Public pensions: Private equity’s popularity grows over alternatives

US public pensions were more active in PE than other alternative asset classes during the second half of last year, according to research from data firm eVestment.

Soaring fund sizes could be responsible for private equity extending its lead as the preferred alternative asset class for new commitments among US public pensions in the fourth quarter of last year.

The asset class secured 121 commitments from US public pension plans during the period, according to institutional investment data firm eVestment. Though a marginal decline from the 124 new commitments made in the third quarter, private equity far exceeded the 76 commitments made to real assets in the period, which fell from 91 in the previous quarter.

“We’re seeing a phenomenon in the market where the largest funds are becoming even bigger, so when those Goliaths come through the market it certainly does impact [the number of commitments],” Janet Brooks, managing director at placement agent Monument Group, tells Private Equity International. These larger funds could present a greater number of US pensions with the opportunity to invest.

General partners raised $409.6 billion across 543 funds closed in 2017, compared with $364.5 billion raised across 646 funds in 2016, PEI data show, with the average fund size up from $564.2 million to $754.3 million.

Apollo Investment Fund IX was 2017’s largest fund close at $24.7 billion, the biggest in private equity history. The fund was accompanied by several other mammoth closes, including CVC Capital Partners VII on $18.6 billion and Silver Lake Partners V on $15 billion.

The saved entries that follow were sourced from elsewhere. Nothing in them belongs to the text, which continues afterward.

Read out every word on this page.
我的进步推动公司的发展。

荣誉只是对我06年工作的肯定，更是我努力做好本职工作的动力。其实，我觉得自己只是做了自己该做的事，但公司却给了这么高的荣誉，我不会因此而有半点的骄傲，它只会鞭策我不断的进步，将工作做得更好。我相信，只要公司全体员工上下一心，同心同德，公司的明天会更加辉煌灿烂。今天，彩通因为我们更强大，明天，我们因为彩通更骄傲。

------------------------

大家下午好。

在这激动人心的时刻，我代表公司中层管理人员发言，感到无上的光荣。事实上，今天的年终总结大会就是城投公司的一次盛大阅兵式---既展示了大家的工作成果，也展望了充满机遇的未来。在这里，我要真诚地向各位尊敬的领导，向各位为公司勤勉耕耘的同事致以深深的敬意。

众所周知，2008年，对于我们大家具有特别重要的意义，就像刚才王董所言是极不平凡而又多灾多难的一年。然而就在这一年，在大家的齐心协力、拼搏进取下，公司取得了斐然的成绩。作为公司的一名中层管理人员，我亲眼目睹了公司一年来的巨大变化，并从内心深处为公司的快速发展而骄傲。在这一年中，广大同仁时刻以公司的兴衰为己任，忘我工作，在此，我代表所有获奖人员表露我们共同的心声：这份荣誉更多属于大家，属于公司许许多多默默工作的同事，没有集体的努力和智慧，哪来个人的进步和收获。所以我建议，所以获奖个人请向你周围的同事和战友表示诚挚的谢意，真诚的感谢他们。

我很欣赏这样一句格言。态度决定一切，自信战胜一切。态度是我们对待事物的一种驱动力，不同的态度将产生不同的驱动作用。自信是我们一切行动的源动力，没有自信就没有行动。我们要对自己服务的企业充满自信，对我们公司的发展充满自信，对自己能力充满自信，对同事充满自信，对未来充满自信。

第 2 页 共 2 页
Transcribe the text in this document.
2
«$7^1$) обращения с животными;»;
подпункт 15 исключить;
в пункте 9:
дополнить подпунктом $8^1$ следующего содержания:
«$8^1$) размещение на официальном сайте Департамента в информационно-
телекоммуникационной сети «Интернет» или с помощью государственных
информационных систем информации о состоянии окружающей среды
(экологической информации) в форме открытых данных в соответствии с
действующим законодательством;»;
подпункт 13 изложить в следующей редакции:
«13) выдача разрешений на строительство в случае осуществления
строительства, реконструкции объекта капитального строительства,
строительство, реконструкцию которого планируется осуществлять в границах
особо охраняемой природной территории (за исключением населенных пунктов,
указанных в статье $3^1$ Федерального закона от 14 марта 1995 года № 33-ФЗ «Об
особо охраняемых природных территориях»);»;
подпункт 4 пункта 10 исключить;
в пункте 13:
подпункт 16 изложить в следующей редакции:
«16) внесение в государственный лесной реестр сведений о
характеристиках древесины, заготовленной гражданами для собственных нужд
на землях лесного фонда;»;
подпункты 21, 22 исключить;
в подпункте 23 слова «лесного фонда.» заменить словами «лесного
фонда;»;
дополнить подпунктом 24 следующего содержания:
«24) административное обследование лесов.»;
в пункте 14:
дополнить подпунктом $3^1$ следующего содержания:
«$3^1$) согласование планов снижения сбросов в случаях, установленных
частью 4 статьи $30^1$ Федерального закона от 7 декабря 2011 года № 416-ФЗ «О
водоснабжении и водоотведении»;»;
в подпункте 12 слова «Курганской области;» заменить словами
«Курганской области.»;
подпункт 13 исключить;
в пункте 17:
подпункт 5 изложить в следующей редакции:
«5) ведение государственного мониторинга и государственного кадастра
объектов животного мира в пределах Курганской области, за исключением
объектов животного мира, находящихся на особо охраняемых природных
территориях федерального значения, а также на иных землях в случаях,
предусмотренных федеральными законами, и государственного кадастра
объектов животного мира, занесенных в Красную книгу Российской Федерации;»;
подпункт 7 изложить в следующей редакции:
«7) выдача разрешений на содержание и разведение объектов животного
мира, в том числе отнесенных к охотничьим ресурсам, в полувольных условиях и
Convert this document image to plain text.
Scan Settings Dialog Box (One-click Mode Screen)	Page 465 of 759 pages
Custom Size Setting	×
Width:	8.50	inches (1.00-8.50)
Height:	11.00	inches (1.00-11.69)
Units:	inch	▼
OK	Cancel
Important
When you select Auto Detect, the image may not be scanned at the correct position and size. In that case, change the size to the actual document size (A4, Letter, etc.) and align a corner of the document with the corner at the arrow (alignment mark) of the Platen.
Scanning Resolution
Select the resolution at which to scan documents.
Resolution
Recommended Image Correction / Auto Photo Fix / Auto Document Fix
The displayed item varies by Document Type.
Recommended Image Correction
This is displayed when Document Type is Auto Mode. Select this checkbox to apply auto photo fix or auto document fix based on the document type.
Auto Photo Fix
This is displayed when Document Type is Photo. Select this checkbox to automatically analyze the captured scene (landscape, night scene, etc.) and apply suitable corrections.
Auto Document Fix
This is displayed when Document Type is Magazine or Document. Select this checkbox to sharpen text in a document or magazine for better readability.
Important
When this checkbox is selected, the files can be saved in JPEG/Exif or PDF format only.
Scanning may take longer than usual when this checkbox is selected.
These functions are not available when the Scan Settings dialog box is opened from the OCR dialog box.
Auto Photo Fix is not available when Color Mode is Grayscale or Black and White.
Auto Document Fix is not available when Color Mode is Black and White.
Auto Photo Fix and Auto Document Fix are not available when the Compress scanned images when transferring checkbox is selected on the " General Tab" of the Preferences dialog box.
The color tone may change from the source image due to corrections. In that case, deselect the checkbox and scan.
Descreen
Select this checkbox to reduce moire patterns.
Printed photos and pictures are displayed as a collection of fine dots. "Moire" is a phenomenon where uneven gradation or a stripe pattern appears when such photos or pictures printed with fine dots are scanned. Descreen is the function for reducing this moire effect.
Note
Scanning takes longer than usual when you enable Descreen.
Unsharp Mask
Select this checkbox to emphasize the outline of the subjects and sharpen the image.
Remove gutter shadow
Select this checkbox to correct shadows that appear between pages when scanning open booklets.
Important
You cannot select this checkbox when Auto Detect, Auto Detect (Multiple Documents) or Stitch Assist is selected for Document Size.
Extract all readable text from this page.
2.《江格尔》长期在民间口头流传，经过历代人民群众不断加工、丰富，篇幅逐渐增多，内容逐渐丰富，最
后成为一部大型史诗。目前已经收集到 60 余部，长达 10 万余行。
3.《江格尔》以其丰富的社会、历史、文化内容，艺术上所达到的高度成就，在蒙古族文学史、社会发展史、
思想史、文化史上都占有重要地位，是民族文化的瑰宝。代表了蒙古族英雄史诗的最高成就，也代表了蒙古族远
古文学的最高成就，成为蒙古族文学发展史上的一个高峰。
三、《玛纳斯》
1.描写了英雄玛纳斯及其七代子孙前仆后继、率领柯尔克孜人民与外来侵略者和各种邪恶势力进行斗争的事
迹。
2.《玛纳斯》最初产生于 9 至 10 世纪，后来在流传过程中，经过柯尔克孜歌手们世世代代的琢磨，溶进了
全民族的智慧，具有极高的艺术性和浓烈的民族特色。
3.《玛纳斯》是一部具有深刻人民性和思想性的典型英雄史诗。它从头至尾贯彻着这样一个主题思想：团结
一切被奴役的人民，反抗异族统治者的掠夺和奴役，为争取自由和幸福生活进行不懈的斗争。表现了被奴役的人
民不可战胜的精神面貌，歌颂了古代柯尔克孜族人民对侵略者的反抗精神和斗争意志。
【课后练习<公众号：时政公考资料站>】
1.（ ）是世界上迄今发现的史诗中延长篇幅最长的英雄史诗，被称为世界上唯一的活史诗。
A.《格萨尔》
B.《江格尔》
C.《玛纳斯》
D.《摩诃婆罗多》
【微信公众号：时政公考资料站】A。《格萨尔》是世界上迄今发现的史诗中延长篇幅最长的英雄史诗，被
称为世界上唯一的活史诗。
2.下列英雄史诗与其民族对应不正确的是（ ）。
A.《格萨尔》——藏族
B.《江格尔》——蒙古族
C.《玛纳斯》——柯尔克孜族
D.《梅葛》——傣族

Strong LP demand for the asset class has been driven by large distributions from private equity funds over the past three years, according to Rhonda Ryan, managing director and head of Europe, Middle East and Africa at consultancy Pavilion Alternatives. “[US public pensions] have received money back and will be looking to deploy that into private equity again,” she says.

Impressive performances have not only contributed to increasing contributions, but also rising appetites among individual institutions.

“Performance has been good and therefore investors want to increase their percentage allocation,” Brooks notes. “They’ve been able to do that because there are people raising very large funds and some very large dollars can go into those opportunities.”

In a June 2017 interview with PEI, Christopher Schelling, director of private equity at The Texas Municipal Retirement System, said there was the “possibility” that its target allocation could be doubled from 5 percent to 10 percent “at the discretion of our board”.

Last year, a Massachusetts Pension Reserves Investment Management Board committee voted to increase its target allocation for private equity from 10 percent to 11 percent after it outshone all other asset classes for the Boston-based pension plan in 2016. Orange County Employees Retirement System also raised its target allocation to private equity from 6 percent to 8 percent, according to a memo from the pension following a January 2017 investment committee meeting.